You might have noticed that I didn’t blog on time this week. I was on holiday with my lovely family and didn’t take my laptop with me, nor did I take my sewing machine. I didn’t even take any embroidery for the evenings, and it was lovely to be able to focus all of my attention on my children and husband for a full week.
We were in Pembrokeshire, possibly my favourite part of the world, and home to several woollen mills, which is what I thought I would blog to you about on my return.
In among the family outings to beaches and attractions, I managed to squeeze in a couple of visits to my own choice of destinations. We visited Solva Woolen Mill and Melin Tregwynt, to view, stroke and smell their woven wares and to see the looms in action. Each had a very appealing café attached to its shop, and Melin Tregwynt also had a very interesting exhibition space and a working water wheel to view. At over £100 a metre, I didn’t feel tempted to add to my stash during this visit, although I would like to make a coat from Melin Tregwynt fabric at some point. (But I don’t think I could justify the expense this Autumn.)
However, this doesn’t mean I didn’t buy any fabric over the holiday. While I was asleep in the car, my very clever and wonderful husband consulted with Google and surprised me with a visit to an amazing fabric shop hidden away in Crymych. Penbanc Fabrics, also known as Annie Washbrooks’, is on the A487 through Felindre Farchog, and is completely hidden away behind some lovely stone cottages. Even when we pulled up in the car park, we couldn’t see it and worried we were in somebody’s back yard.
I’m not sure what drew us, but after some hesitation we ventured towards this ivy-covered outhouse, half expecting to be chased away by an annoyed householder or a hobbit – but once inside we were rewarded with the most exuberant, chaotic little fabric shop I’ve seen in a very long while.
Five rooms branch off each other like a rabbit warren, and each room is filled with bolts, rolls and piles of fabrics in all colours and prints.
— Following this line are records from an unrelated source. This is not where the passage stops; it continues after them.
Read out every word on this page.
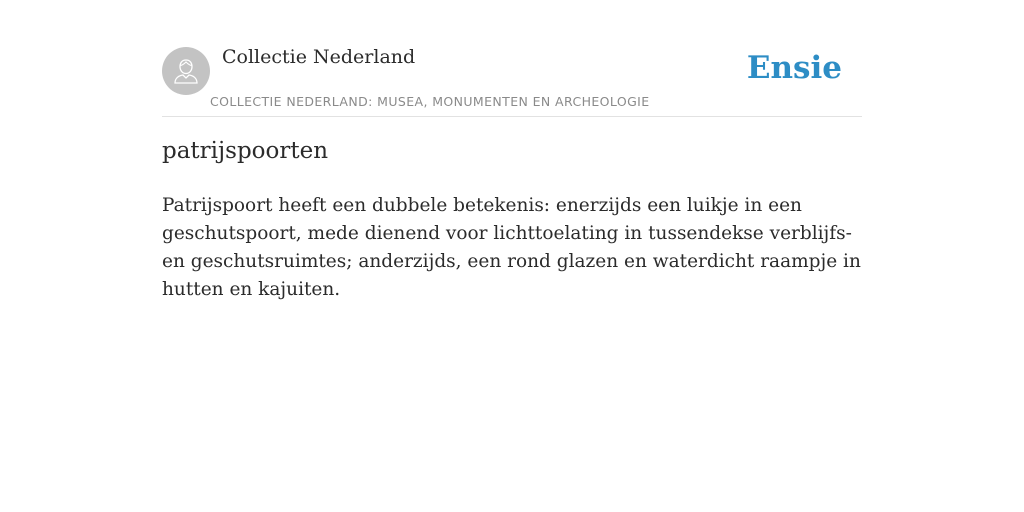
Collectie Nederland
COLLECTIE NEDERLAND: MUSEA, MONUMENTEN EN ARCHEOLOGIE
Ensie
patrijspoorten

Patrijspoort heeft een dubbele betekenis: enerzijds een luikje in een geschutspoort, mede dienend voor lichttoelating in tussendekse verblijfs- en geschutsruimtes; anderzijds, een rond glazen en waterdicht raampje in hutten en kajuiten.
My clever husband very cleverly took the children outside to play with the kite while I rolled up my sleeves and got to rummaging among the fabric-stuffed shelves.
Quilting, crafting, upholstery and apparel fabric are all catered for here. I was quite taken with some printed ripstop, a vibrant digitally printed satin, and a woven wool blend reminiscent of Melin Tregwynt, that I wasn’t quite able to justify purchasing just at the moment.
I didn’t leave empty handed though – a good amount of printed and plain corduroy, drill and moleskin found their way into our boot, and will be used shortly to make samples for forthcoming Sewabaloo sewing patterns.
I loved my visit here and plan to return next time I’m in the area – and I’d recommend it’s worth a detour to any sewer passing through Pembrokeshire. They aren’t open every day – Monday, Wed, Thurs and Saturday, 10am – 6pm only, and they don’t have a website as far as I could see – but make the effort to visit and you won’t be disappointed.